Pour éviter la chute d’obus qui risquaient d’éclater devant les fenêtres, « certains d’entre nous avaient déplacé leurs bureaux dans des coins sombres, éclairés ‒ quand l’électricité tombait en panne, ce qui arrivait fréquemment – par des bougies orange provenant d’un magasin de fournitures pour temples bouddhistes », confirme Greenway.
Dans l’ambiance feutrée de l’Elephant Bar
Avec ses chaises et tabourets de bar en osier teinte acajou, ses canapés en cuir regroupés autour d’une table basse, ses portes-fenêtres en ogive s’ouvrant sur une terrasse, l’Elephant Bar a retrouvé sa splendeur et ses couleurs ‒ notamment les peintures restaurées des éléphants datant de l’époque coloniale.

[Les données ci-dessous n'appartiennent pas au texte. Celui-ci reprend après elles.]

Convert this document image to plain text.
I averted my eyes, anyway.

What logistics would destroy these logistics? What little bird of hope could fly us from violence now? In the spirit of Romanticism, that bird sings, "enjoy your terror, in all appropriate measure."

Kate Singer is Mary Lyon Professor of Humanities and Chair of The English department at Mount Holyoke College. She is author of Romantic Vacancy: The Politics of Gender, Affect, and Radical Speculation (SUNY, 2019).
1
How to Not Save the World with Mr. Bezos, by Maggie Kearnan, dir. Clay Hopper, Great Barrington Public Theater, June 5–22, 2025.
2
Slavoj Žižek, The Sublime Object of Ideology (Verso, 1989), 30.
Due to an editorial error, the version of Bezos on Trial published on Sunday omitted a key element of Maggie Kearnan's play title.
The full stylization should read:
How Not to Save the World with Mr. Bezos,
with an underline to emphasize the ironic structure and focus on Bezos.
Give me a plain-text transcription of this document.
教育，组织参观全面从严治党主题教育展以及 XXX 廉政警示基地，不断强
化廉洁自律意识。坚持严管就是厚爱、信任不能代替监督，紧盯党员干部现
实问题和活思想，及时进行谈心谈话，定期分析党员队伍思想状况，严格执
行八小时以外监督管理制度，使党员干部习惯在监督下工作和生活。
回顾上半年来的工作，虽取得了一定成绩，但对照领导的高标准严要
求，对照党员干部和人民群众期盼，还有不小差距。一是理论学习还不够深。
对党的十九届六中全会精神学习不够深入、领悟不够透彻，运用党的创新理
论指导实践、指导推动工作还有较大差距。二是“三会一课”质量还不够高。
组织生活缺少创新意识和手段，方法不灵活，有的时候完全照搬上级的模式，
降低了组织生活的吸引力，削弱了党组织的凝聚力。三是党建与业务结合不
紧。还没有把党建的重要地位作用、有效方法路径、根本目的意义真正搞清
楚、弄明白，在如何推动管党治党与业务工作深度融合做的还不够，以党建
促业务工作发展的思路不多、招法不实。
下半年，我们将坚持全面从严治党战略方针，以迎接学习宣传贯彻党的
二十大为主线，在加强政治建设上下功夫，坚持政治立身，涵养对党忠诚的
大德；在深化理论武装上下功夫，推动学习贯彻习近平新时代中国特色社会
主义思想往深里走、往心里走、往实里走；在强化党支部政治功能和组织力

Les stigmates du passé semblent effacés : seules en témoignent quelques photos exposées au mur à gauche en rentrant, dont un cliché de Roland Neveu [en anglais].
Dans ce décor somptueux bercé par un duo de musiciens reprenant les tubes latinos et cubains, il est impossible de sonder l’étendue des souffrances endurées par le peuple cambodgien jusqu’à l’instauration d’une paix durable en avril 1998**, après la mort de Pol Pot.
Renonçant à être évacués par hélicoptère (opération Eagle Pull, qui eut lieu le 12 avril 1975), une douzaine de journalistes occidentaux – dont Jon Swain***, les photographes Al Rockoff*** et Ennio Iacobucci, Sydney Schanberg, du New York Times – ont souhaité rester sur place**** pour en témoigner. Au péril de leur vie.
* Le Royal a rouvert en 1979 sous le contrôle des Vietnamiens, sous le nom d’Hôtel Samaki (« solidarité » en khmer). Il a de nouveau fermé à la fin des années 1980. Après son quatrième changement d’appellation et de gros travaux, le palace fait peau neuve et ouvre ses portes en novembre 1997 sous son nom actuel. Lire : ‘From colonial emblem to refugee camp: A brief history of Hotel Le Royal’.
** Malgré les accords de Paris visant à mettre fin à la guerre civile signés le 23 octobre 1991.
*** Sauvés par leur fixeur et photographe cambodgien Dith Pran [en anglais]. La Déchirure (The Killing Fields), de Roland Joffé, avec Malkovich dans le rôle d’Al Rockoff, revisite leur histoire. Les scènes du film retraçant leur vie à l’hôtel n’ont pas été tournées au Royal, mais en Thaïlande dans le Railway Hotel de Hua Hin, dont l’architecture est similaire.
**** Sans préavis, les Khmers rouges ont ordonné l’évacuation du Phnom. Les journalistes, qui ont trouvé refuge à l’ambassade de France, ont eu trente minutes pour quitter l’hôtel, laissant derrière eux son personnel. « Leurs paroles (‘Ne nous abandonnez pas’) continuent de me hanter, car la plupart d’entre eux sont morts », écrit Jon Swain.